Per le porzioni trasparenti dell’involucro lo studio Gris+Dainese ha scelto pannelli di policarbonato alveolare con finitura neutra Panelpiù di PolyPiù, sistema a incastro senza giunture visibili che consente di ottenere superfici continue e prive di profili di giunzione in vista.
Dotato di protezione UV, il sistema garantisce resistenza all’azione degli agenti atmosferici e mantiene nel tempo trasparenza e prestazioni termoisolanti.

Nel progetto per le stazioni della cabinovia, i pannelli PanelPiù 500/60 14P – nella finitura neutra non satinata – sono stati affiancati a doghe di legno grezzo dai bordi irregolari. Lo spessore dei pannelli – 60 mm – assicura le prestazioni statiche e di resistenza richieste dall’ampiezza dei moduli.
La struttura portante inoltre, data la leggerezza del materiale, è meno consistente e visibile nel disegno delle facciate, tanto che il sistema di traverse orizzontali si è reso necessario solo nelle parti superiori dei fronti, meno visibili perché nascoste dalle pareti lignee.

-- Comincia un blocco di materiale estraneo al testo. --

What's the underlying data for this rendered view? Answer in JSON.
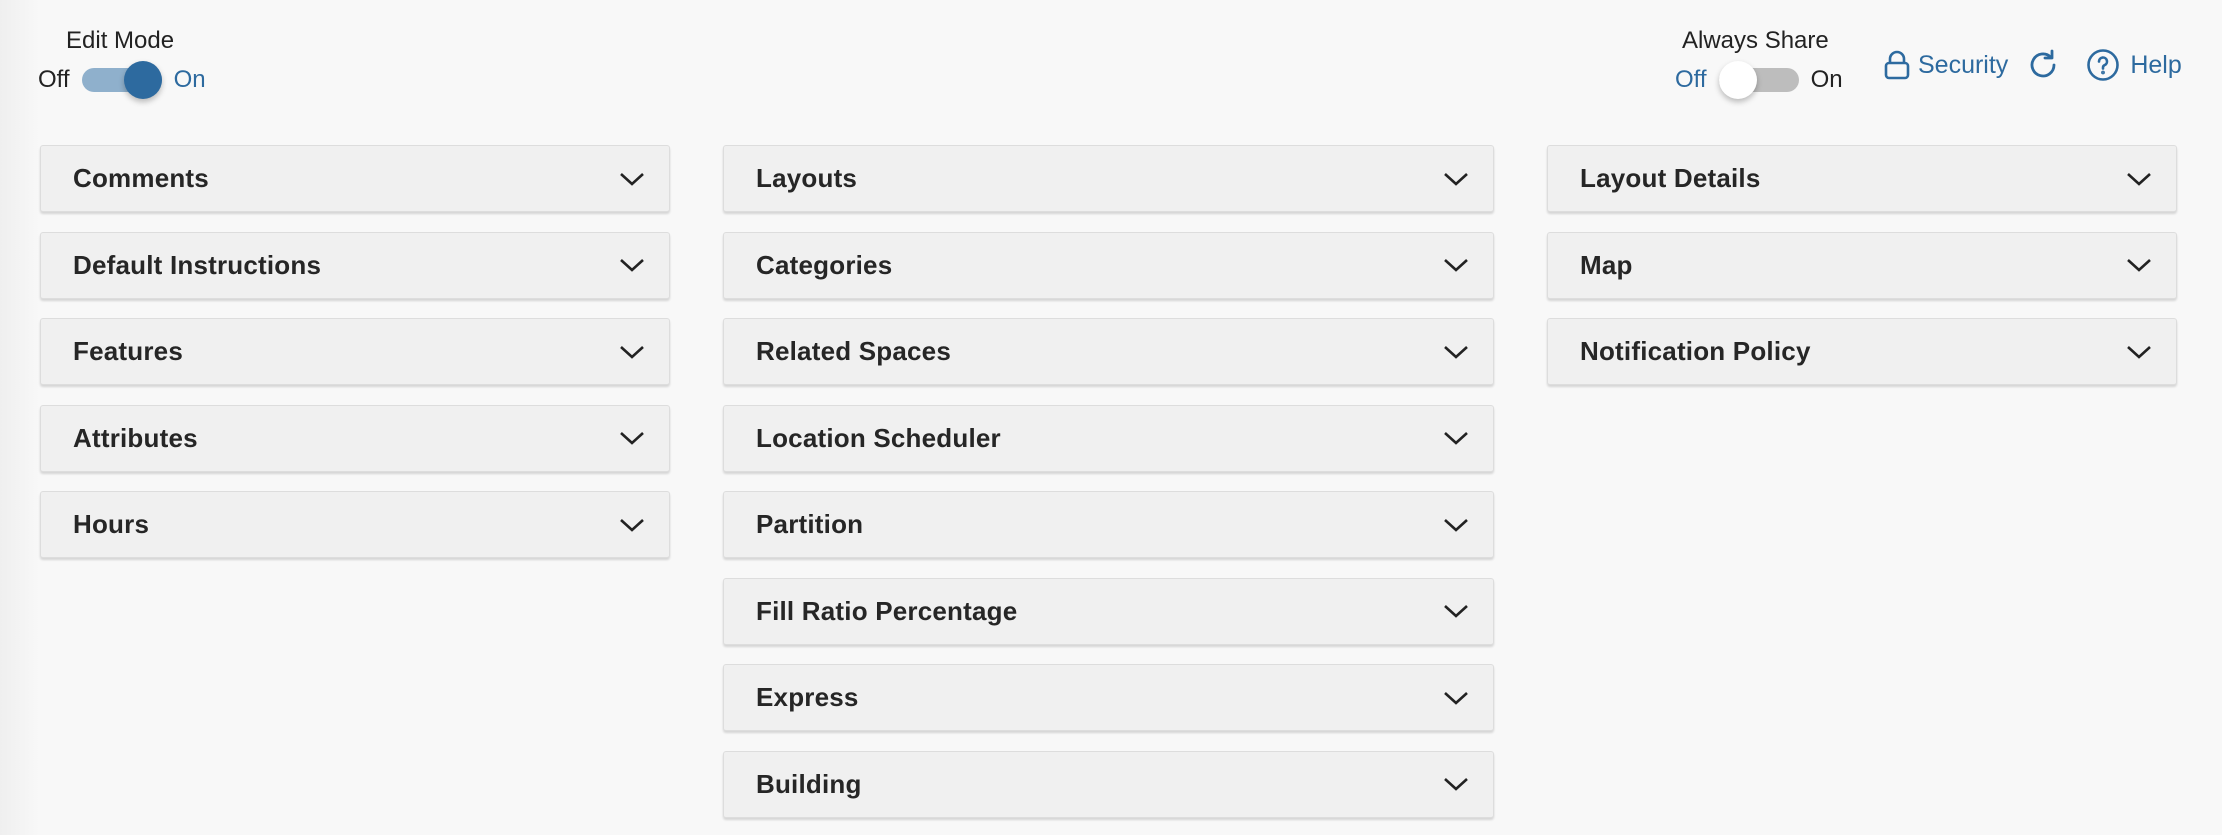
{
  "header": {
    "edit_mode": {
      "title": "Edit Mode",
      "off_label": "Off",
      "on_label": "On",
      "state": "on"
    },
    "always_share": {
      "title": "Always Share",
      "off_label": "Off",
      "on_label": "On",
      "state": "off"
    },
    "actions": {
      "security_label": "Security",
      "security_icon": "lock-icon",
      "refresh_icon": "refresh-icon",
      "help_label": "Help",
      "help_icon": "help-circle-icon"
    }
  },
  "colors": {
    "accent": "#2d6a9f",
    "toggle_track_on": "#8fb0cc",
    "toggle_track_off": "#bdbdbd",
    "panel_bg": "#f0f0f0",
    "page_bg": "#f8f8f8"
  },
  "columns": [
    {
      "panels": [
        {
          "title": "Comments"
        },
        {
          "title": "Default Instructions"
        },
        {
          "title": "Features"
        },
        {
          "title": "Attributes"
        },
        {
          "title": "Hours"
        }
      ]
    },
    {
      "panels": [
        {
          "title": "Layouts"
        },
        {
          "title": "Categories"
        },
        {
          "title": "Related Spaces"
        },
        {
          "title": "Location Scheduler"
        },
        {
          "title": "Partition"
        },
        {
          "title": "Fill Ratio Percentage"
        },
        {
          "title": "Express"
        },
        {
          "title": "Building"
        }
      ]
    },
    {
      "panels": [
        {
          "title": "Layout Details"
        },
        {
          "title": "Map"
        },
        {
          "title": "Notification Policy"
        }
      ]
    }
  ]
}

La calibratura dei pannelli di policarbonato durante il processo di lavorazione ne rende la texture leggermente specchiante, tale da riflettere delicatamente il paesaggio alpino.
La luce attraversa la pelle lignea delle stazioni, mentre alla base un fascio luminoso morbido e continuo conferisce un’immagine architettonica suggestiva e vibrante nelle ore crepuscolari e notturne e di rigore compositivo durante il giorno.